Un minuto después apareció Ben: salía de un pinar que cercaba algunos mausoleos. Su cabello rubio estaba pegado al cogote por culpa de la lluvia, y, en esos diez últimos pasos que le separaban del coche de las brujas, se giró varias veces. Entró en el coche. Las luces traseras centellearon durante un momento antes de que el coche partiera del cementerio.
– Mierda -suspiré.
– Vaya con Ben -dijo Jessica. Asintió con la cabeza, como si ya se lo esperara-. Menuda serpiente.
Me limité a mirarla.
– Nunca te he contado lo que hizo después de que le abandonara su mujer -dijo ella, con el ceño fruncido.
– ¿De qué estás hablando?-pregunté.
De repente sentí una fuerte opresión en el pecho.
– No es un buen amigo. Intenté olvidarlo. Me dije que estaba deprimido, por lo de su mujer y los niños.

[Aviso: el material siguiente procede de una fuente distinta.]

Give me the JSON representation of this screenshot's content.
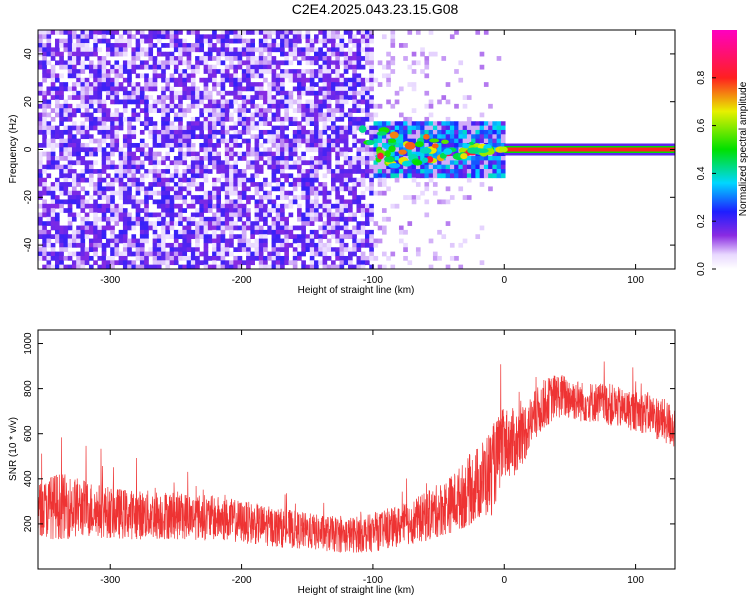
{
  "title": "C2E4.2025.043.23.15.G08",
  "chart_data": [
    {
      "type": "heatmap",
      "xlabel": "Height of straight line (km)",
      "ylabel": "Frequency (Hz)",
      "xlim": [
        -355,
        130
      ],
      "ylim": [
        -50,
        50
      ],
      "xticks": [
        -300,
        -200,
        -100,
        0,
        100
      ],
      "yticks": [
        -40,
        -20,
        0,
        20,
        40
      ],
      "colorbar": {
        "label": "Normalized spectral amplitude",
        "range": [
          0.0,
          1.0
        ],
        "ticks": [
          0.0,
          0.2,
          0.4,
          0.6,
          0.8
        ],
        "tick_labels": [
          "0.0",
          "0.2",
          "0.4",
          "0.6",
          "0.8"
        ],
        "colormap": "rainbow (white-purple-blue-cyan-green-yellow-red-magenta)"
      },
      "features": {
        "noise_region_x": [
          -355,
          -100
        ],
        "noise_level_normalized": 0.2,
        "signal_line_frequency_hz": 0,
        "signal_line_x_from": -110,
        "signal_strength_at_x_gt_0": 1.0
      }
    },
    {
      "type": "line",
      "xlabel": "Height of straight line (km)",
      "ylabel": "SNR (10 * v/v)",
      "xlim": [
        -355,
        130
      ],
      "ylim": [
        0,
        1060
      ],
      "xticks": [
        -300,
        -200,
        -100,
        0,
        100
      ],
      "yticks": [
        200,
        400,
        600,
        800,
        1000
      ],
      "series": [
        {
          "color": "#ee3333",
          "x": [
            -355,
            -340,
            -320,
            -300,
            -280,
            -260,
            -240,
            -220,
            -200,
            -180,
            -160,
            -140,
            -120,
            -100,
            -80,
            -60,
            -40,
            -30,
            -20,
            -10,
            0,
            10,
            20,
            30,
            40,
            50,
            60,
            70,
            80,
            90,
            100,
            110,
            120,
            130
          ],
          "y": [
            260,
            280,
            270,
            250,
            240,
            240,
            235,
            225,
            210,
            190,
            175,
            160,
            150,
            160,
            190,
            230,
            290,
            330,
            380,
            430,
            560,
            560,
            650,
            730,
            770,
            760,
            740,
            740,
            730,
            710,
            700,
            690,
            660,
            630
          ],
          "spread": [
            120,
            150,
            130,
            115,
            110,
            110,
            105,
            100,
            95,
            90,
            85,
            80,
            80,
            85,
            90,
            110,
            130,
            150,
            170,
            200,
            160,
            150,
            120,
            110,
            100,
            100,
            90,
            90,
            95,
            90,
            90,
            95,
            100,
            100
          ]
        }
      ]
    }
  ]
}
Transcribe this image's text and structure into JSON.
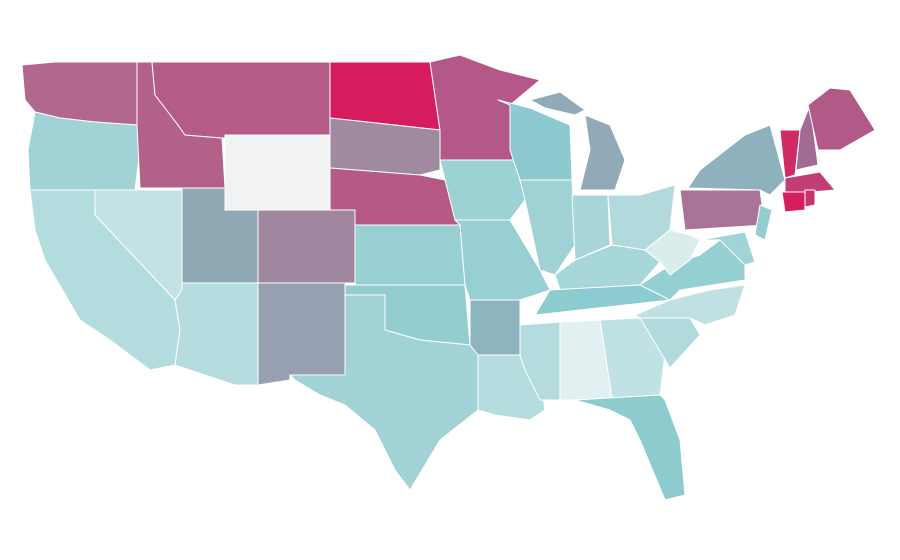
{
  "map": {
    "regions": [
      {
        "color": "#b0688f"
      },
      {
        "color": "#a0d2d6"
      },
      {
        "color": "#b3dcdf"
      },
      {
        "color": "#c2e2e4"
      },
      {
        "color": "#b4618a"
      },
      {
        "color": "#b45c87"
      },
      {
        "color": "#f1f2f4"
      },
      {
        "color": "#8fa9b4"
      },
      {
        "color": "#a0869f"
      },
      {
        "color": "#b4dbde"
      },
      {
        "color": "#96a0b2"
      },
      {
        "color": "#d61c5e"
      },
      {
        "color": "#a08aa0"
      },
      {
        "color": "#b65a85"
      },
      {
        "color": "#98cfd2"
      },
      {
        "color": "#94cdd0"
      },
      {
        "color": "#a1d2d6"
      },
      {
        "color": "#b4588a"
      },
      {
        "color": "#9dd2d4"
      },
      {
        "color": "#98cfd2"
      },
      {
        "color": "#8db4bf"
      },
      {
        "color": "#b5dde0"
      },
      {
        "color": "#8ccacf"
      },
      {
        "color": "#9fd1d5"
      },
      {
        "color": "#91aab8"
      },
      {
        "color": "#a9d6d9"
      },
      {
        "color": "#b2dadd"
      },
      {
        "color": "#a8d7da"
      },
      {
        "color": "#8ccbcf"
      },
      {
        "color": "#b4dcdf"
      },
      {
        "color": "#e3f0f1"
      },
      {
        "color": "#c1e2e4"
      },
      {
        "color": "#8dcbcf"
      },
      {
        "color": "#b2dadd"
      },
      {
        "color": "#bfe1e3"
      },
      {
        "color": "#94cfd2"
      },
      {
        "color": "#d9eded"
      },
      {
        "color": "#a87599"
      },
      {
        "color": "#8fb1bd"
      },
      {
        "color": "#94cdd0"
      },
      {
        "color": "#a0d4d6"
      },
      {
        "color": "#d02a65"
      },
      {
        "color": "#a26b94"
      },
      {
        "color": "#b15a88"
      },
      {
        "color": "#c23d73"
      },
      {
        "color": "#d51e5e"
      },
      {
        "color": "#c43570"
      }
    ]
  }
}
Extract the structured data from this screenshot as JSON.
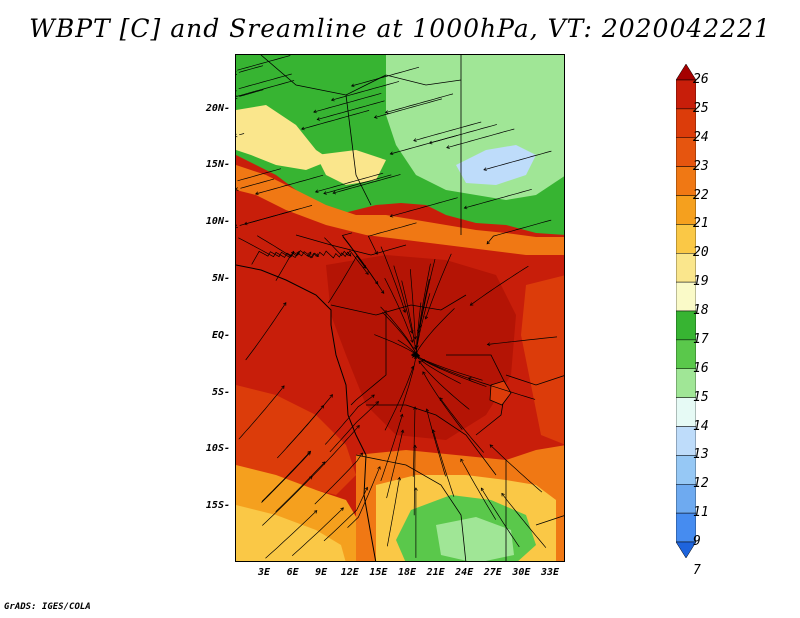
{
  "title": "WBPT [C] and Sreamline at 1000hPa, VT: 2020042221",
  "footer": "GrADS: IGES/COLA",
  "map": {
    "lat_range": [
      -20,
      24
    ],
    "lon_range": [
      0,
      35
    ],
    "y_axis_labels": [
      "20N",
      "15N",
      "10N",
      "5N",
      "EQ",
      "5S",
      "10S",
      "15S"
    ],
    "x_axis_labels": [
      "3E",
      "6E",
      "9E",
      "12E",
      "15E",
      "18E",
      "21E",
      "24E",
      "27E",
      "30E",
      "33E"
    ]
  },
  "colorbar": {
    "levels": [
      "26",
      "25",
      "24",
      "23",
      "22",
      "21",
      "20",
      "19",
      "18",
      "17",
      "16",
      "15",
      "14",
      "13",
      "12",
      "11",
      "9",
      "7"
    ],
    "colors": [
      "#a50000",
      "#c81e0a",
      "#dc3c0a",
      "#e6550f",
      "#f07814",
      "#f5a01e",
      "#fac846",
      "#fae68c",
      "#fafac8",
      "#37b432",
      "#5ac84b",
      "#a0e696",
      "#e6faf5",
      "#bedcfa",
      "#96c8f5",
      "#6eaaf0",
      "#468cf0",
      "#1e64dc"
    ]
  },
  "field_colors": {
    "hot": "#c81e0a",
    "very_hot": "#b41405",
    "warm": "#dc3c0a",
    "orange": "#f07814",
    "light_orange": "#f5a01e",
    "yellow": "#fac846",
    "pale": "#fae68c",
    "green": "#37b432",
    "mid_green": "#5ac84b",
    "light_green": "#a0e696",
    "pale_blue": "#bedcfa",
    "cyan_white": "#e6faf5"
  }
}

– ¿Y eso qué tiene que ver contigo?
– Vamos -dijo ella, abriendo el paraguas y disponiéndose a bajar.
– ¿Qué pasó? -pregunté.
Le quité el paraguas pero seguí protegiéndola de la lluvia mientras caminábamos.
– Tú estabas en Nueva York -me explicó, con los hombros hundidos y las manos metidas en los bolsillos del abrigo-. Se presentó en casa con la excusa de que necesitaba hablar con alguien. Lloraba. Me dio pena. Me propuso que fuéramos a tomar algo al Sherwood. Cuando nos dirigíamos hacia allí, se paró en Sandy Beach y apagó el motor.
– No me lo contaste.
La presión me subía ahora por la garganta.
– Intentó tocarme -prosiguió; me miró a la cara-. Dijo que pensaba en mí a todas horas. Bajé del coche y me agarró… metió la mano por debajo de mi vestido.
– ¿Dónde coño estaba yo?
– Tenías una cena con Latham & Watkins. Scott Gordon. Yo sabía que estabas trabajando en la obra de Toronto y no quise molestarte.
– Mataré a ese hijo de puta.
– ¿Ves? Por eso no te lo expliqué -dijo.
Me abrazó y apoyó la cabeza en mi pecho.
– Que le den -mascullé. Aspiré el olor de su pelo-. ¿Intentó violarte?
– Lo de ahora es peor -dijo ella-. Ahora nos lo está haciendo a los dos.
– La marioneta de James. Podría hacerle lo mismo que a su amo, ¿lo sabes?
– Lo sé -dijo ella, frotando la cabeza contra mi camisa-. Y quizá tengas que hacerlo. Pero ya te avisaré cuando llegue el momento. Debemos tener cuidado.